Beyoncé’s pivot to country is meaningful and canny

It’s possible for a project to be well made, a defiant reclamation of a maligned genre, and a good business decision

Music Features Beyonce
Beyoncé’s pivot to country is meaningful and canny
Beyoncé at the 2024 Grammys Photo: Kevin Mazur/Getty Images for The Recording Academy

The 2017 Grammys are most remembered for Adele winning Album Of The Year over Beyoncé—an award even Adele didn’t want to win. But there was another smaller but notable snub that year: the exclusion of “Daddy Lessons” from the Country Song categories. Perhaps the Grammys didn’t feel the song merited a nomination, or perhaps the country music industry viewed Beyoncé as an interloper. Earlier in her Lemonade promotional tour, her performance with the (then-Dixie) Chicks at the CMA Awards was met with racist backlash.

This is all to say that Beyoncé has dabbled in country before, and it’s not unreasonable to think that she might feel like she has something to prove in the arena. During last night’s Super Bowl, she announced Act II, a forthcoming country album, and shared two new tracks. The songs, “Texas Hold ‘Em” and “16 Carriages,” are as musically solid as anything in the past decade of her catalog (even if the cheese factor of the Mumford and Sons-esque stomp-clap beat will turn some off). There’s certainly a sense of defiance to the tracks; Bey knows that she’s inserting herself into a conversation not everyone wants her in.

TEXAS HOLD ‘EM (Official Visualizer)

But Beyoncé is also a canny operator, and the music industry looks a lot different than it did in 2017, or 2014, or 1998, when Destiny’s Child broke through. Country music, for better or worse, dominated the Billboard charts in 2023. And the perception of the genre isn’t as white as it was a decade ago. Luke Combs performed a country-ish cover of “Fast Car” beside Tracy Chapman at this month’s Grammys. Lil Nas X became a household name in 2019 by blending country and hip-hop sensibilities. Beyond that, Lana Del Rey is supposedly releasing a country album on the heels of her “Country Roads (Take Me Home)” cover. Noah Kahan earned a Grammy nom for Best New Artist for bringing that very 2012-sounding stomp-clap beat back. There is a sense that Beyoncé knows which way the wind is blowing, and wants to cash in.

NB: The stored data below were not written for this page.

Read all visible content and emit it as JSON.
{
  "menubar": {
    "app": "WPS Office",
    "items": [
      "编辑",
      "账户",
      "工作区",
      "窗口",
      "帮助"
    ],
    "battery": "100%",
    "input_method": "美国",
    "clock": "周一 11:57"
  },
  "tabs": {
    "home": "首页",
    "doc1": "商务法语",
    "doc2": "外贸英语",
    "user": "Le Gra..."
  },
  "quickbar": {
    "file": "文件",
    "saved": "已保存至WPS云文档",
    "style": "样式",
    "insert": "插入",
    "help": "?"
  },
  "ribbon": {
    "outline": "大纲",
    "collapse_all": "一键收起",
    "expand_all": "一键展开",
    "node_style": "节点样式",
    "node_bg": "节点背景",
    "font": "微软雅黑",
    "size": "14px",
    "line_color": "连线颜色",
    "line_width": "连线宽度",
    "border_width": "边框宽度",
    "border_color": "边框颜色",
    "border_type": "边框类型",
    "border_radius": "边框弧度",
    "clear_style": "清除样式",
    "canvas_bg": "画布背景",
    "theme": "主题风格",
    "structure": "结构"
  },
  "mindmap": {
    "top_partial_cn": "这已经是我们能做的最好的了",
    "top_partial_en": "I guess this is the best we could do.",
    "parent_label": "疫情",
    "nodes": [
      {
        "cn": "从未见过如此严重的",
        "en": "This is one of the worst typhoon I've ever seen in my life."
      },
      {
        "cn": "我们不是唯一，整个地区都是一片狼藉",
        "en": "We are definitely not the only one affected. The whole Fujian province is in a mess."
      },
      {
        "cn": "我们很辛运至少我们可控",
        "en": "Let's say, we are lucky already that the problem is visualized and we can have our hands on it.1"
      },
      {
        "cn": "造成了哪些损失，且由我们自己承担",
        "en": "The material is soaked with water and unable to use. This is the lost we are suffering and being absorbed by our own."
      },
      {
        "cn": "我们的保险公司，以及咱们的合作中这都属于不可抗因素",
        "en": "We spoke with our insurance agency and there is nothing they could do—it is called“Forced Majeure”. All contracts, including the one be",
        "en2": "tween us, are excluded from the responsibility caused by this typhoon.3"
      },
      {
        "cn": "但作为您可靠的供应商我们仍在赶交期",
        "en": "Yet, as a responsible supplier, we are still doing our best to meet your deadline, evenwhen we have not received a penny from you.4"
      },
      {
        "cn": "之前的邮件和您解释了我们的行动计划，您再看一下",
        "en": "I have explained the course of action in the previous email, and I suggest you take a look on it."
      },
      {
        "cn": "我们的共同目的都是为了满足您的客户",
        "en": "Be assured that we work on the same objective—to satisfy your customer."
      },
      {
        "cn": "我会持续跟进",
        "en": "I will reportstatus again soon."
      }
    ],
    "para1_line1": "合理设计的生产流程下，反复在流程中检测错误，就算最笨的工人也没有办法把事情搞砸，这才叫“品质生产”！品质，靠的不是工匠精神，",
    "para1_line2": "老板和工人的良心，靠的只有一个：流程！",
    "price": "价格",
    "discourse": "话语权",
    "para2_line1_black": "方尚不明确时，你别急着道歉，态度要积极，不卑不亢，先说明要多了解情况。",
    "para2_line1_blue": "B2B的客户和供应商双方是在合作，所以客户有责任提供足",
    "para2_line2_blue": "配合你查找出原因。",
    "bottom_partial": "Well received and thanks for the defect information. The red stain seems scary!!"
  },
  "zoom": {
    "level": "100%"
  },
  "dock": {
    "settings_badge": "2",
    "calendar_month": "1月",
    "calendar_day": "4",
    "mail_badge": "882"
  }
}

And that’s fine, and it makes sense that Beyoncé would choose this moment to make this move. As a Christian woman from Texas, there’s certainly an argument to be made that she has more claim to these sounds than she has to the queer ballroom aesthetic of Renaissance. But as an artist, Beyoncé is more interesting when she is the wind, rather than just allowing herself to be blown by it. 4 remains a fan-favorite album and contributed some of her most beloved songs because it bucked the EDM trend of the early 2010s and focused on old-school R&B songwriting. Renaissance sounded completely different from what any major pop star was doing in 2022, and it already has imitators. There is no doubt that Act II is going to be polished and sonically cohesive—it’s a Beyoncé joint, after all. But it’s possible for a project to be well made, a defiant reclamation of a maligned genre, and a good business decision. With Beyoncé, you can bet on it being everything.